1791 yılında Paris’te, Fransız Devrimi’nin erken günlerinde, daha sonra idam edilen Olympe de Gouges, “Les Droits de la Femme/Kadın Hakları” isimli bir el broşürü yayınlamıştı. Yine 1790’da Massachusetts’de Amerikalı Judith Sargent Murrey, “On the Equality of the Sexes/Cinsiyetler Arasındaki Eşitsizlik Üzerine” adlı eserini yayınladı. Kadınların haklarına yönelik bu erken dönem çalışmaları, feminist düşünce için hala başat eser olarak kabul edilen Mary Wollstonecraft’ın “A Vindication of the Rights of Woman/Kadın Haklarının Savunusu” isimli eseri izledi. Bunlardan daha önce Amerikan Devrimi sırasında yeni yasalar yürürlüğe konulurken, kadınlar, parlamentoda kadınların da bir sesi veya temsilcisi olması gerektiğini ileri sürüyorlar ve bunu talep ediyorlardı.

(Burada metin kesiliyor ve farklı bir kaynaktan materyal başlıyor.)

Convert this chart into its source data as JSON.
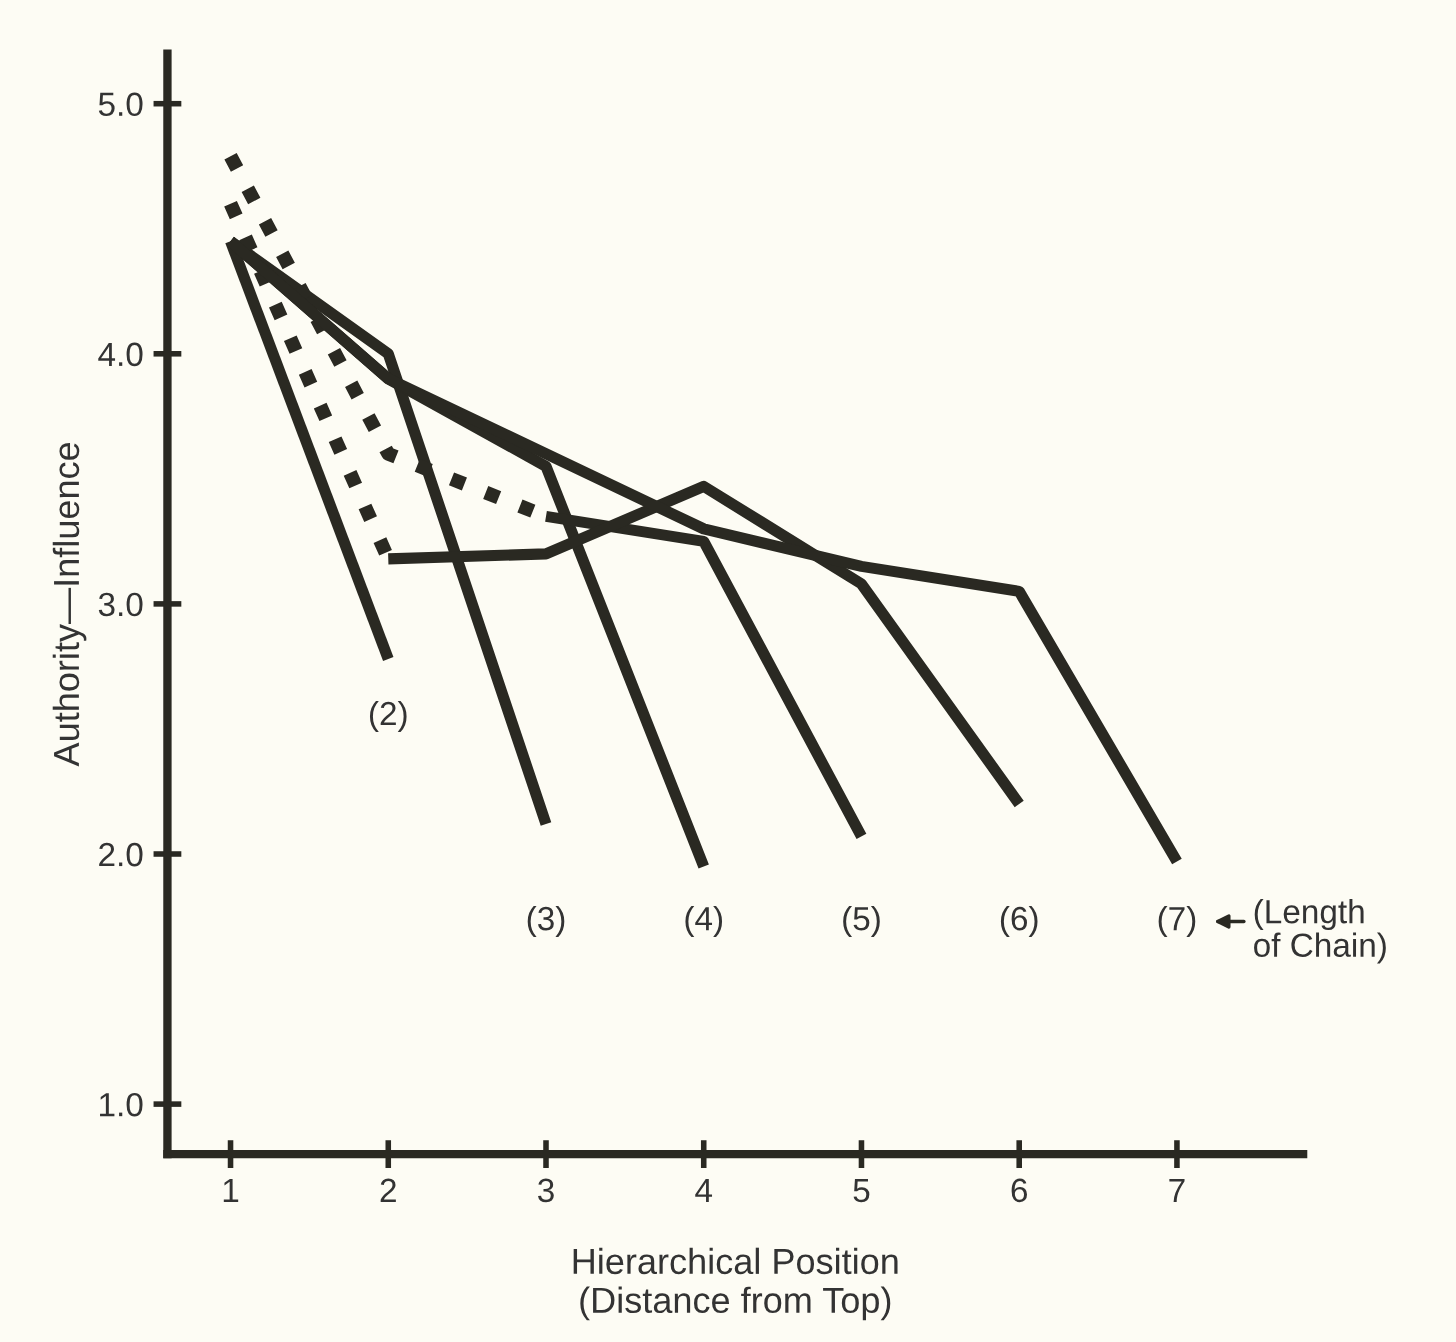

Bu gelişmelerin ardından, Aydınlanma ya da Akıl Çağı olarak isimlendirilen süreçle birlikte gelişen kuramların öngördüğü pek çok şey birer birer yaşama geçirilmeye başlandı. Örneğin, insanların hükümetlerin müdahale edemeyeceği ve çiğneyemeyeceği devredilmez ve vazgeçilmez nitelikte doğal haklara sahip oldukları gerçeği, 1776 tarihli Amerikan Bağımsızlık Bildirisi ile 1789 tarihli Fransız İnsan ve Yurttaş Hakları Bildirisi’ne gelip yerleşti.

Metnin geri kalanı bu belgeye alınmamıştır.